Teacher preparation and faculty development and leadership are also top priorities. The alliance is formulating teacher preparation and recruitment strategies that would increase the numbers of advanced degree recipients from underrepresented groups, expand professional development opportunities, broaden K-12 linkages, support institutional leaders, and develop community leadership.
To strengthen institutional development, the alliance hopes to improve and expand physical infrastructures, increase access to and use of technology, raise endowment levels, and enhance the capacity for curriculum development and innovation.

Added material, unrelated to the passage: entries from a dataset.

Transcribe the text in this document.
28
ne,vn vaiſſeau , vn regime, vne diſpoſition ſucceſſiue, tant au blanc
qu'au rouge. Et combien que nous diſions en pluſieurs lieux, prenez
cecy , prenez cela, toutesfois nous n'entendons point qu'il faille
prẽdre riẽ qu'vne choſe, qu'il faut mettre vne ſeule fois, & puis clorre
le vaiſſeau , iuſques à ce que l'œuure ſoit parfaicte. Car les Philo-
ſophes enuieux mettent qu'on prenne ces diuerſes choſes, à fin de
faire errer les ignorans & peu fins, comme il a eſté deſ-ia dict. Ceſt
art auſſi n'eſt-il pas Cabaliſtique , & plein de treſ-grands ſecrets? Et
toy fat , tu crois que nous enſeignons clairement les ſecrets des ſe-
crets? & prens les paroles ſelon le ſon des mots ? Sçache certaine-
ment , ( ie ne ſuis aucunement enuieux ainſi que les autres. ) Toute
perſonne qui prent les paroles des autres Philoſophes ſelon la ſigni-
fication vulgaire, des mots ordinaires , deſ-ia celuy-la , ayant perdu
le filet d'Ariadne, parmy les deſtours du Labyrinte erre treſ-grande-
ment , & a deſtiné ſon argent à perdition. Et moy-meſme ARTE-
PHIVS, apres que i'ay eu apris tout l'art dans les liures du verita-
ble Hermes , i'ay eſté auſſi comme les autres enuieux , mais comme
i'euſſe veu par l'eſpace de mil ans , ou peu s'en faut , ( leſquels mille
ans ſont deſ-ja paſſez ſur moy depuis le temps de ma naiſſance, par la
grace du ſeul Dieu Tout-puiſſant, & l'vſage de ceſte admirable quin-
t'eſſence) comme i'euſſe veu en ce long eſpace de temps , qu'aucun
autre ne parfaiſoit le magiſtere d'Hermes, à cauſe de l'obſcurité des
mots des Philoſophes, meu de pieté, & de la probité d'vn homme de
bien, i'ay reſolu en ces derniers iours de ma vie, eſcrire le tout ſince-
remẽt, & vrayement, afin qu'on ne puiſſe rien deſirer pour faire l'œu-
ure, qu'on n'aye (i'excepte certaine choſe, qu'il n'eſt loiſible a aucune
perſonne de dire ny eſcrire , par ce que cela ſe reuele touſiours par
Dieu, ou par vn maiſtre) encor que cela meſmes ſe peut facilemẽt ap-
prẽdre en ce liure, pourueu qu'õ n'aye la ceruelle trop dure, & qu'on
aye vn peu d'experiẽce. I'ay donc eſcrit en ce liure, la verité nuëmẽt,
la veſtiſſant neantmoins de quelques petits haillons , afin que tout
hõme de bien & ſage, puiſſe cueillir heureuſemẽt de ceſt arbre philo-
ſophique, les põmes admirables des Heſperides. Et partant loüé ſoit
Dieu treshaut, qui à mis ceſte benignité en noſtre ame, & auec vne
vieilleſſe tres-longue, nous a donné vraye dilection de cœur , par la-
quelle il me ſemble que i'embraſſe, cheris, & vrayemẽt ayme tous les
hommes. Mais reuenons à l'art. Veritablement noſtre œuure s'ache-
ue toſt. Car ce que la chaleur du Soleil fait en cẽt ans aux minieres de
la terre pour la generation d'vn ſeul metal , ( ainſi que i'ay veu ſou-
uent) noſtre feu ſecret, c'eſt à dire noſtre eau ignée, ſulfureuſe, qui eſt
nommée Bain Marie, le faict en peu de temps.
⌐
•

For Tribal colleges, the alliance is particularly appealing — especially when you consider that Native Americans comprise approximately 2 percent of the nation’s population, according to AIHEC’s Chiago.
“One of the main things we hope to get from this alliance is reinforcements for the needs that we have within our Tribal colleges in term of advocacy,” he says. “By becoming a member of the alliance, we substantially increase our numbers and visibility.”
And Chiago believes AIHEC will pull its own weight within the alliance, noting the government-to-government relationship between the Native American tribes, which run the Tribal colleges, and the federal government.
“The relationship that we have with the federal government is a historical and legal relationship,” he says. “We get information [from the federal government] that other alliance members may not be getting, and I anticipate we’ll be sharing that information.”
The alliance is funded by the W.K. Kellogg Foundation. And although IHEP currently coordinates the effort, there are discussions occurring that would give a more permanent shape to the alliance’s organizational structure. According to Merisotis, a working group of presidents and their staffs from the three member associations have been meeting “almost weekly” for the past three months. But he says that will eventually give way to some form of governing panel that will most likely include a “subset of the executive committees of the three organizations so that there is continual involvement of institutional presidents in the management of the alliance.”
“We want to develop as inclusive a structure as possible,” he says.
And Merisotis acknowledges that there will be conflicts between the three groups.
“There will be times when the groups don’t agree and the alliance will act as a point of dialogue and convening for the three sets of institutions so that they can talk about the areas where there are differences or potential conflict,” he says.
But that potential doesn’t seem to be much cause for concern for AIHEC.
“[The alliance] will be a very positive thing depending upon how it is actually fully implemented,” Chiago says. “Many of our needs are the same needs of the other organizations” in the alliance, he adds. “We all have large numbers of people from economically depressed types of situations.… There is still plenty of discrimination in higher education.”